Krieg den Pickeln

TRIER/ULM. Sie sind lästige und unschöne Plagegeister, die Jugendlichen das Leben schwer machen: Pickel. „Wir suchen jetzt die Achillesferse des Bakteriums“, sagt Professor Peter Dürre von der Uni Ulm. Gemeinsam mit Kollegen ist er der genetischen Ursache für Pickel auf der Spur.

Fast jeder Jugendliche hat mit Akne zu kämpfen. Jeder siebte leidet so stark, dass Ärzte den Mitessern mit Antibiotika, Hautschälmitteln oder Kortison zu Leibe rücken müssen. Wie die Hautentzündung ausgelöst wird, ist bisher nicht in allen Details geklärt. Eine entscheidende Rolle spielt jedoch das Akne-Bakterium Propionibacterium acnes. Es ist normalerweise ein ganz friedlicher Geselle, der auch in der gesunden Haut in großer Zahl vorkommt, und besiedelt vor allem die Tiefen der Talgdrüsen.

Alles fressendes Bakterium

Diese Hautporen sind besonders im Bereich der Stirn, der Nase, der Wangen und der Brust zu finden. Die kleinen Allesfresser sind verwandt mit den Haarfollikeln, allerdings produzieren die Kleinstorgane nur sehr dünne, unscheinbare Haare, dafür aber umso mehr Talg. Die fetthaltige Substanz schützt die Haut vor der Austrocknung und hält sie geschmeidig.

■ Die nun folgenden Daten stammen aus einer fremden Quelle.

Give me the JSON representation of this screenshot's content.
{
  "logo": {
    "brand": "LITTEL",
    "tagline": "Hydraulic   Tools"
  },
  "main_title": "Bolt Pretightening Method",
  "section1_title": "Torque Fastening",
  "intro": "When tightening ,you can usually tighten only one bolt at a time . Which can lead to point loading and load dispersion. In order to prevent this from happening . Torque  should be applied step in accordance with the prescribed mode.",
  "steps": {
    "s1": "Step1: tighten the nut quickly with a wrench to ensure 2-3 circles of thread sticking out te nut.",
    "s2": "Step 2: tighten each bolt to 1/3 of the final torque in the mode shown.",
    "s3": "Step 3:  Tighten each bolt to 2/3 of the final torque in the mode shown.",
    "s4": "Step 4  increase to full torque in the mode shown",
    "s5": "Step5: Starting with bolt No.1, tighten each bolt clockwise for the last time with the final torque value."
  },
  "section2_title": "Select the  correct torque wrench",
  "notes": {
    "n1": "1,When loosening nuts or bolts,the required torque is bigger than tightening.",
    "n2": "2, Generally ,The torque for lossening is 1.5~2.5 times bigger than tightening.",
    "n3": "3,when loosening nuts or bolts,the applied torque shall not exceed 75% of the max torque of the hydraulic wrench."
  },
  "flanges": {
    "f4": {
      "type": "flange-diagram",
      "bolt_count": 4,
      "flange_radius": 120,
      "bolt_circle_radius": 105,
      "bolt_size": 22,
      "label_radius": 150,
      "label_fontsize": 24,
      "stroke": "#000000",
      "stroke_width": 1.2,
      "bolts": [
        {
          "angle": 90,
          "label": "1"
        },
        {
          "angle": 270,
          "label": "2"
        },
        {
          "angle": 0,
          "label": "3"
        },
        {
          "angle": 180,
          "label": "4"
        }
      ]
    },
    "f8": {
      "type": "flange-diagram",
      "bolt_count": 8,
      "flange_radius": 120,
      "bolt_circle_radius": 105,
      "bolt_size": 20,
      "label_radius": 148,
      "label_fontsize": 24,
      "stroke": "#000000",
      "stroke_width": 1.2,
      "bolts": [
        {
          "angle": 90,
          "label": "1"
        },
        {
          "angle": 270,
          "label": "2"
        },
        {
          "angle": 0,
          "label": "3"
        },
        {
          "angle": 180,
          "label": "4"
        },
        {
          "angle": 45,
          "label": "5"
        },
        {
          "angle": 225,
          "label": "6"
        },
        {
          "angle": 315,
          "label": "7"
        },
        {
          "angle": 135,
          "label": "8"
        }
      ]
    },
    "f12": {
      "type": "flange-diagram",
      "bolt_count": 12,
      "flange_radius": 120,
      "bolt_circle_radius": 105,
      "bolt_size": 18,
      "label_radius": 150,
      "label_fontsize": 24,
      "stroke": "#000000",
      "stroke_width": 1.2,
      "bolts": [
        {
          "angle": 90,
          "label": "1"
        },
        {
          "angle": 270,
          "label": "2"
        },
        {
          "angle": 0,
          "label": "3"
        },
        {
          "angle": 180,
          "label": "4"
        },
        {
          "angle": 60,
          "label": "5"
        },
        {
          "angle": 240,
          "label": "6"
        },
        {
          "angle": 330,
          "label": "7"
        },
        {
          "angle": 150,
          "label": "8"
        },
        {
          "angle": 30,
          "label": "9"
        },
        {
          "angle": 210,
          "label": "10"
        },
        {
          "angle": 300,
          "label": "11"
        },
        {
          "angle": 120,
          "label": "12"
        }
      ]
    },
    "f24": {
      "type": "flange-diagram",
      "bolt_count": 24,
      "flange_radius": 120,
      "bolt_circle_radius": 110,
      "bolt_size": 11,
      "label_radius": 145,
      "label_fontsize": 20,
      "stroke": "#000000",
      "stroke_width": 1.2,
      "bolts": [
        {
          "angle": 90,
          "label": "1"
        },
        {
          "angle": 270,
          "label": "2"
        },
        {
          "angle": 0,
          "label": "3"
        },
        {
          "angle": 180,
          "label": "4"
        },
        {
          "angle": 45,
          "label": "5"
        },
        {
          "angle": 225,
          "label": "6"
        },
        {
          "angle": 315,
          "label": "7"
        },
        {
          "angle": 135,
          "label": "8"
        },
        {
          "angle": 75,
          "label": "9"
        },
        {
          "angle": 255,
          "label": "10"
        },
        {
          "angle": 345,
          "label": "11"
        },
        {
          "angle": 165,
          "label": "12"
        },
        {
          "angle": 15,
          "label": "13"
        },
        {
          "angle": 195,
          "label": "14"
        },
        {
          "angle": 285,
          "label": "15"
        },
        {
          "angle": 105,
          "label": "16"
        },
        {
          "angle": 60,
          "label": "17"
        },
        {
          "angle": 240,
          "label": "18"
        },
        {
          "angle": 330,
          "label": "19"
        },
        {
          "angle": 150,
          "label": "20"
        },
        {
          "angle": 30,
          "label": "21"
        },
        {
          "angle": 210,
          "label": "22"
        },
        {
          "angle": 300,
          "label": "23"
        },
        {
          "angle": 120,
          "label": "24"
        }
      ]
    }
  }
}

Und wie entwickelt sich eine solche Talgdrüse zu einem Aknepickel? Die bloße Anwesenheit des Akne-Bakteriums reicht dazu jedenfalls nicht aus. Wichtig ist zunächst ein ordentlicher Hormonschub, wie er vornehmlich in der Pubertät auftritt. Bei Menschen, die unter Akne leiden, reagieren die Talgdrüsen besonders empfindlich auf männliche Hormone wie das Testosteron, das in geringerem Maße auch vom weiblichen Organismus gebildet wird. Das Testosteron kurbelt die Talgproduktion kräftig an. Hinzu kommt noch, dass die Hautzellen, die den Ausgang der Talgdrüse auskleiden, bei Aknepatienten leichter abschuppen und zum Verklumpen neigen. So bildet sich schnell ein Pfropf, der die Drüse verschließt.

Wie die Made im Speck

Und erst jetzt kommt unser Akne-Bakterium ins Spiel: Es wächst unter diesen Bedingungen besonders gut, und die hormonell angekurbelte Talgproduktion liefert ihm seine bevorzugte Nahrung in nahezu unbegrenzten Mengen. Unter diesen Bedingungen kommt es sich vor wie die sprichwörtliche Made im Speck und überwuchert seine mikrobiellen Konkurrenten mit Leichtigkeit. Was dann passiert, darin hat die Erbgut- Entschlüsselung des Pickel-Erregers nun tiefere Einblicke ermöglicht. Die Wissenschaftler spürten besondere Gene auf, die es dem Bakterium ermöglichen, nahezu sämtliche Substanzen des Talgs als Nahrungsquelle zu nutzen. Als Abfallprodukt der Verdauung entstehen Fettsäuren (vor allem Propionsäure). Diese Substanzen locken die Zellen des Immunsystems an, und die luftdicht abgeschlossene, mit Aknebakterien zum Platzen gefüllte Pore entzündet sich. Das umliegende Gewebe schwillt an, und durch die verstärkte Durchblutung verfärbt es sich rötlich. Der typische Aknepickel mit seinem zentralen Talgpfropf ist fertig.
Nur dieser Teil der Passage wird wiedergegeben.